You have requested our opinion as to the matters set forth below in connection with the Registration Statement. For purposes of rendering that opinion, we have examined the Registration Statement, forms of the Amended and Restated Certificate of Incorporation and Amended and Restated Bylaws of the Company which have been filed with the Commission as exhibits to the Registration Statement, the Warrant, and the corporate action of the Company that provides for the issuance of the Common Shares and execution of the Warrant, and we have made such other investigation as we have deemed appropriate. We have examined and relied upon certificates of public officials and, as to certain matters of fact that are material to our opinion, we have also relied on a certificate of an officer of the Company. In rendering our opinion, we also have made assumptions that are customary in opinion letters of this kind. We have not verified any of those assumptions.

 

We express no opinion herein as to the laws of any state or jurisdiction other than the General Corporation Law of the State of Delaware (including the statutory provisions, the applicable provisions of the Delaware Constitution and reported judicial decisions interpreting the foregoing), and the federal laws of the United States of America.
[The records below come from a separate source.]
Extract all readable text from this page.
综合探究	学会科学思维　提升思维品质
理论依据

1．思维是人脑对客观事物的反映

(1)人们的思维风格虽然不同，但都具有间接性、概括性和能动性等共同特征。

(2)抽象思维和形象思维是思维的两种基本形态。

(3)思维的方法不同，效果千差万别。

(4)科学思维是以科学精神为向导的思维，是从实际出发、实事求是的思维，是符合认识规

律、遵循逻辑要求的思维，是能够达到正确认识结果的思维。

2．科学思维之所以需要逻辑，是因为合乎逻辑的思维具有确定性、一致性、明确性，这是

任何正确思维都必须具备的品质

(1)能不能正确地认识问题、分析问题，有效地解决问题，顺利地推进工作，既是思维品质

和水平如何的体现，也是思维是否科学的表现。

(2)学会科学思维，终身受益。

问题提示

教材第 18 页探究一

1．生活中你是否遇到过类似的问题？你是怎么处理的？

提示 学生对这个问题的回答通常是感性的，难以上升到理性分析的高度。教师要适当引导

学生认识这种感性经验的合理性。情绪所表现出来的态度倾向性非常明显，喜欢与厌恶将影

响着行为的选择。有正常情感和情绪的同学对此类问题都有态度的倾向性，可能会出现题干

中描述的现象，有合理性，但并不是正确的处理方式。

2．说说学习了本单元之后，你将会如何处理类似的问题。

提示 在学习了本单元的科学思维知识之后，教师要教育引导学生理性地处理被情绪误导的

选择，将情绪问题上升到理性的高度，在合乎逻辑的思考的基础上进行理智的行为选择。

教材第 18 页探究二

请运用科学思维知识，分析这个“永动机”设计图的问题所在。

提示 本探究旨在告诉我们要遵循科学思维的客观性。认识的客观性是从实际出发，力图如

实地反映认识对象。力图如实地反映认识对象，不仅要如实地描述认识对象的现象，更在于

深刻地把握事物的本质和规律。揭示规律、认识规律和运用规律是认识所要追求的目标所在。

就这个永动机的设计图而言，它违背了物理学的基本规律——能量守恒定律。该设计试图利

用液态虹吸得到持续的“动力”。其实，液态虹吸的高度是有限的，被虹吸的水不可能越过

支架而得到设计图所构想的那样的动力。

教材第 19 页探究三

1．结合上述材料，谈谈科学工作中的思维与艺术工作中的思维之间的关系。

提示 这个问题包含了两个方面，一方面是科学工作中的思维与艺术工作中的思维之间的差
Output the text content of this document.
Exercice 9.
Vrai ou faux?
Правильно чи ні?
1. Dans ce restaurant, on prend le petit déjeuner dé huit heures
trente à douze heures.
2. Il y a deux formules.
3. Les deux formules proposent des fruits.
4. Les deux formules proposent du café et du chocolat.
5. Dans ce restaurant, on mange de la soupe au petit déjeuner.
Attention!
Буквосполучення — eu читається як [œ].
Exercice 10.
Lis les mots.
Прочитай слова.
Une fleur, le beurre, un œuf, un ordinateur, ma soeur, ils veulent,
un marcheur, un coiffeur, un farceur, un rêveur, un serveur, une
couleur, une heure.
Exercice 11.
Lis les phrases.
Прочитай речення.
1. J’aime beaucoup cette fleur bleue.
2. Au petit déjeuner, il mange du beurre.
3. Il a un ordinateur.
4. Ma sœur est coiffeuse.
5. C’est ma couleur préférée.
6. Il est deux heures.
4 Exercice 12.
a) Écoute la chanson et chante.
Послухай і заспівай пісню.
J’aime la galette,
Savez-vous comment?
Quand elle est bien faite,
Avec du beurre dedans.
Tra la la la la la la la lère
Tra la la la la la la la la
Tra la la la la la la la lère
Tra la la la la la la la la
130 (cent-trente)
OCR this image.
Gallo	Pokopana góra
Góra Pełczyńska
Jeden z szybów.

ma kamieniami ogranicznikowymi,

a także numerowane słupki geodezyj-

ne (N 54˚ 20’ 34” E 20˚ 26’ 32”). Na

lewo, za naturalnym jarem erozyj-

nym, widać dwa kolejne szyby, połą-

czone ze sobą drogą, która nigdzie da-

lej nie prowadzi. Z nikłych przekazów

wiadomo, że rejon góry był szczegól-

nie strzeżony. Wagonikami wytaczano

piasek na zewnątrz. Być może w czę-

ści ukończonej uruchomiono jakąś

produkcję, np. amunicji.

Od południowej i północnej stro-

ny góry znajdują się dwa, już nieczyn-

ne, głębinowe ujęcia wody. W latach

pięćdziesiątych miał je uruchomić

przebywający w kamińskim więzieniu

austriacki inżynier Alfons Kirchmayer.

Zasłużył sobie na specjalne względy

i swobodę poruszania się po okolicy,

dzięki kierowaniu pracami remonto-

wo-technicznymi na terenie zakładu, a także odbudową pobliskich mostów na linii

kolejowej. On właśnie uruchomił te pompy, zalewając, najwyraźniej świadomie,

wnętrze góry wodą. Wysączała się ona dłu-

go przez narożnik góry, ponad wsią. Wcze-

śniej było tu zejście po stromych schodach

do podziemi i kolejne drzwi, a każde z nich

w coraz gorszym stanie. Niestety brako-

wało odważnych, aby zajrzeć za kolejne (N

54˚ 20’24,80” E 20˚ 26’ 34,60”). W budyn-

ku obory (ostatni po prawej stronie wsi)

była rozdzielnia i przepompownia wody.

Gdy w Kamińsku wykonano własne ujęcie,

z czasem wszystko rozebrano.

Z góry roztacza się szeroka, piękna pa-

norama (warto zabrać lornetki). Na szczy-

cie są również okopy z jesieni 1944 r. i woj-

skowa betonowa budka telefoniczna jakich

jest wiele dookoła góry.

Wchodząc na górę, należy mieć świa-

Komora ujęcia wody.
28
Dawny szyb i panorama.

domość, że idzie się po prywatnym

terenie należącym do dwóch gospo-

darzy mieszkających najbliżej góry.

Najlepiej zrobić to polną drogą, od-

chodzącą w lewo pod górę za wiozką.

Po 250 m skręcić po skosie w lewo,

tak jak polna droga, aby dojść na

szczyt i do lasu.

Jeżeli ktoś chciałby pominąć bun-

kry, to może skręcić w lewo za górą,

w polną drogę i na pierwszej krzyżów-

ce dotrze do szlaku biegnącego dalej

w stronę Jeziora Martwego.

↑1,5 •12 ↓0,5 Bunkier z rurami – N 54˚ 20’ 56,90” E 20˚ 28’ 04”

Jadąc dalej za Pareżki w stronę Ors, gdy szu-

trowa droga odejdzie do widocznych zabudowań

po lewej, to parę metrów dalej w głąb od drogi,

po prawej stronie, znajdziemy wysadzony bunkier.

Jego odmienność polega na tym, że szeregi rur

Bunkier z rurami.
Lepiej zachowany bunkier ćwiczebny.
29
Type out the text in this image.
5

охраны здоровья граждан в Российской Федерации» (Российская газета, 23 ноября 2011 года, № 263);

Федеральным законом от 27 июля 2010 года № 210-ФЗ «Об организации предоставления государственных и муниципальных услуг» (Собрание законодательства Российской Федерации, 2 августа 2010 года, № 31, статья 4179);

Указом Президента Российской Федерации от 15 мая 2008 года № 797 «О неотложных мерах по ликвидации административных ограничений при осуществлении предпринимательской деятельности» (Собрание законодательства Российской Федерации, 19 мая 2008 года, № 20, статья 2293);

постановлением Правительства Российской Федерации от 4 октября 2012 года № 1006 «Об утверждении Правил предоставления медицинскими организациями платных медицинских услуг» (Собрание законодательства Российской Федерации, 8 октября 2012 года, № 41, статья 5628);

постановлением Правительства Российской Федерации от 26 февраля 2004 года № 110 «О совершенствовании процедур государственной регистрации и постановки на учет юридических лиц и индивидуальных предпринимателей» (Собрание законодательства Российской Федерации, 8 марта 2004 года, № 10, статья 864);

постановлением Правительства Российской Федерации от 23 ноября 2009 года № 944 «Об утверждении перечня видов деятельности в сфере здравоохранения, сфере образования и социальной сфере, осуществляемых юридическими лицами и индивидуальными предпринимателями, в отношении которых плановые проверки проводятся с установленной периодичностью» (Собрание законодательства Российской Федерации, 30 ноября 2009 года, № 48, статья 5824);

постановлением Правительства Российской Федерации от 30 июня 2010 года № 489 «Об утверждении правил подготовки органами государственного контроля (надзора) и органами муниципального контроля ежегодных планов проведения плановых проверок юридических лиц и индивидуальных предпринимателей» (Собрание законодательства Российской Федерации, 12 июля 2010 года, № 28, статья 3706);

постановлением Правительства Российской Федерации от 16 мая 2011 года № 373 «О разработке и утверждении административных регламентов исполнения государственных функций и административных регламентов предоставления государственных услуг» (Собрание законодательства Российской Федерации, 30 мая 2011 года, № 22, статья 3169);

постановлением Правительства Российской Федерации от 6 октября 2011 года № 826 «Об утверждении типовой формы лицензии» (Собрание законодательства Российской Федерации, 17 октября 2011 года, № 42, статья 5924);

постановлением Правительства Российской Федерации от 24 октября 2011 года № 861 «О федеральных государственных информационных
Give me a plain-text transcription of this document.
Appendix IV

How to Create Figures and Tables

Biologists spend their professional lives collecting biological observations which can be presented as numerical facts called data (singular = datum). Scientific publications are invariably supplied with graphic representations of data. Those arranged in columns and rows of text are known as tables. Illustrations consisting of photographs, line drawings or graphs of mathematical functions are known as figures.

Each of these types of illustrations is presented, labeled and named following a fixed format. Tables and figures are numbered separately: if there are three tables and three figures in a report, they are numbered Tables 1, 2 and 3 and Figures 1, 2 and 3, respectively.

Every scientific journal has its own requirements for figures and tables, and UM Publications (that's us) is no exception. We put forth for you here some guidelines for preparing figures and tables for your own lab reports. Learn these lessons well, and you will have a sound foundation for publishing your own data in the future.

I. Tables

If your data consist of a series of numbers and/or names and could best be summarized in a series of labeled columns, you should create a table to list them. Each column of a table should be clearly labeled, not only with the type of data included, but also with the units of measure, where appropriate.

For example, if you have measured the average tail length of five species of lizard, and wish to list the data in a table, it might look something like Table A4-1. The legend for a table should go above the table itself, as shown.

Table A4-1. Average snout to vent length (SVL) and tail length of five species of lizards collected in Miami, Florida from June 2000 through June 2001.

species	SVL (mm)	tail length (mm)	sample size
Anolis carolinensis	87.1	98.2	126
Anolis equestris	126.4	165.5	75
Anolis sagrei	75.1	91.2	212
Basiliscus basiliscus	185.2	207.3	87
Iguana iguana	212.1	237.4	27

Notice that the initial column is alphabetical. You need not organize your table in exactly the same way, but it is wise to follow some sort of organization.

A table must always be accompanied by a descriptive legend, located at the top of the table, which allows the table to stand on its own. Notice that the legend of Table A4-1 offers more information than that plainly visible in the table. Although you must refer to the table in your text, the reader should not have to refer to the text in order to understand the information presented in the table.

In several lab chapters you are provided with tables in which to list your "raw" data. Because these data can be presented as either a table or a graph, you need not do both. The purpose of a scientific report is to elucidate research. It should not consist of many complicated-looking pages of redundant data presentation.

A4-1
For purposes of this opinion, we assume that the Common Shares and Underlying Shares were, or will be, as applicable, issued in compliance with all applicable state securities or blue sky laws.

 

Based upon and subject to the foregoing, it is our opinion that the Common Shares are duly authorized for issuance by the Company and, when the Amended and Restated Certificate of Incorporation has been filed with the Secretary of State of the State of Delaware and the Common Shares are issued and paid for as described in the Registration Statement, such Common Shares will be validly issued, fully paid, and nonassessable.

 



 

Based upon and subject to the foregoing, it is our opinion that the Underwriter’s Warrant has been duly authorized and upon issuance and sale of the Underwriter’s Warrant in conformity with and pursuant to the Registration Statement, the Underwriter’s Warrant will be validly issued, fully paid and non-assessable.

 

Based upon and subject to the foregoing, it is our opinion that the Underlying Shares have been duly authorized and, upon exercise and payment of the exercise price therefor in accordance with the terms of the Underwriter’s Warrant, will be validly issued, fully paid and non-assessable.

 

We hereby consent to the filing of this opinion as an exhibit to the Registration Statement and to the reference of our name under the caption “Legal Matters” in the prospectus forming part of the Registration Statement. In giving our consent we do not thereby admit that we are in the category of persons whose consent is required under Section 7 of the Securities Act or the rules and regulations thereunder.